- by foxnews
- 25 Nov 2024
Authorities in Argentina are advising drug consumers to throw away any cocaine they may have purchased in the last two days after at least 20 people died after ingesting adulterated cocaine in the Greater Buenos Aires area.
Eighty-four others are are currently under intensive care, of which 20 have been intubated, but authorities fear the death toll could increase as further victims are found to have died alone at home.
Dozens of the victims were saved after they were intubated in intensive care units usually reserved for Covid patients, Buenos Aires province health minister Nicolás Kreplak said on Thursday.
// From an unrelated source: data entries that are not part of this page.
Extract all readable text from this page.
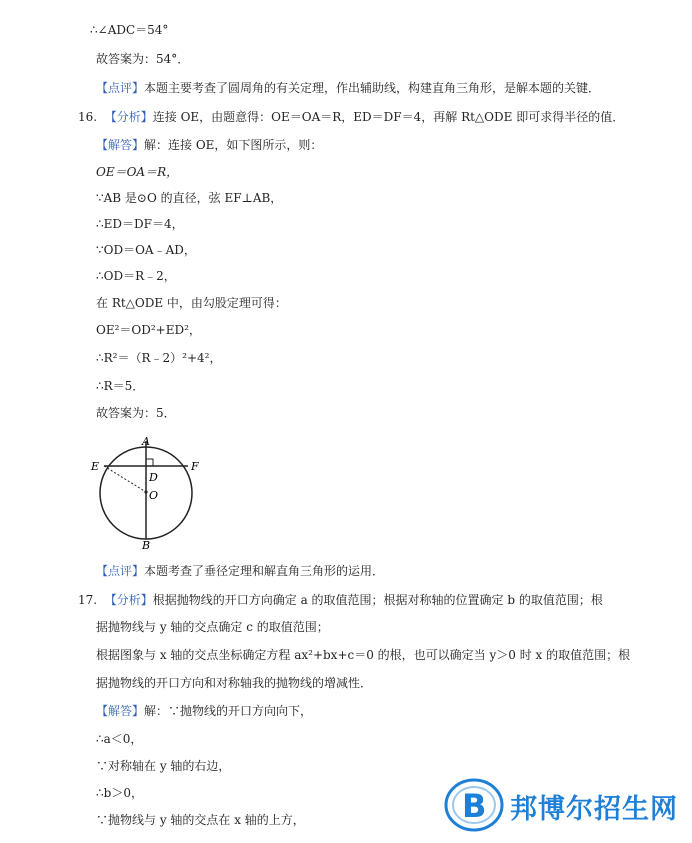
∴∠ADC＝54°
故答案为：54°．
【点评】本题主要考查了圆周角的有关定理，作出辅助线，构建直角三角形，是解本题的关键．
16. 【分析】连接 OE，由题意得：OE＝OA＝R，ED＝DF＝4，再解 Rt△ODE 即可求得半径的值．
【解答】解：连接 OE，如下图所示，则：
OE＝OA＝R，
∵AB 是⊙O 的直径，弦 EF⊥AB，
∴ED＝DF＝4，
∵OD＝OA﹣AD，
∴OD＝R﹣2，
在 Rt△ODE 中，由勾股定理可得：
OE²＝OD²+ED²，
∴R²＝（R﹣2）²+4²，
∴R＝5．
故答案为：5．
A
B
E	F
D
O
【点评】本题考查了垂径定理和解直角三角形的运用．
17. 【分析】根据抛物线的开口方向确定 a 的取值范围；根据对称轴的位置确定 b 的取值范围；根
据抛物线与 y 轴的交点确定 c 的取值范围；
根据图象与 x 轴的交点坐标确定方程 ax²+bx+c＝0 的根，也可以确定当 y＞0 时 x 的取值范围；根
据抛物线的开口方向和对称轴我的抛物线的增减性．
【解答】解：∵抛物线的开口方向向下，
∴a＜0，
∵对称轴在 y 轴的右边，
∴b＞0，
∵抛物线与 y 轴的交点在 x 轴的上方，	B 邦博尔招生网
The tainted cocaine causes lethal cardiac and respiratory arrest in less than an hour, prompting authorities to issue an epidemiological alert warning the public not to consume any cocaine they may have purchased in the last two days.
Many victims have been taken ill almost immediately and died in their homes. Harrowing scenes of convulsing victims arriving at hospitals in private cars and being carried inside by relatives have been shown on television news and shared on social media.
Most of the victims seemed to be male and between the ages of 30 and 50, according to early reports.
Early speculation pointed to a turf war in which the cocaine could have been spiked by rival drug gangs trying to squeeze competitors out of the market. But that hypothesis is now giving way to the view that the tainted cocaine was cut with a poorly manufactured opioid.
In the operation, police seized 15,000 packages of cocaine in magenta polythene wrappers, similar to those which survivors of the tainted drugs had purchased.
Officials said the victims had purchased the cocaine at drug dens in Puerta 8, a low-income district in the Greater Buenos Aires area.
Cocaine consumption is high in Greater Buenos Aires, where 200,000 individual doses are sold each day among a population of about 15 million people, according to media reports.
The illegal drug business accounted for $1.1bn in sales in Argentina during 2017, according to the most recent studies, the daily Infobae reported Thursday.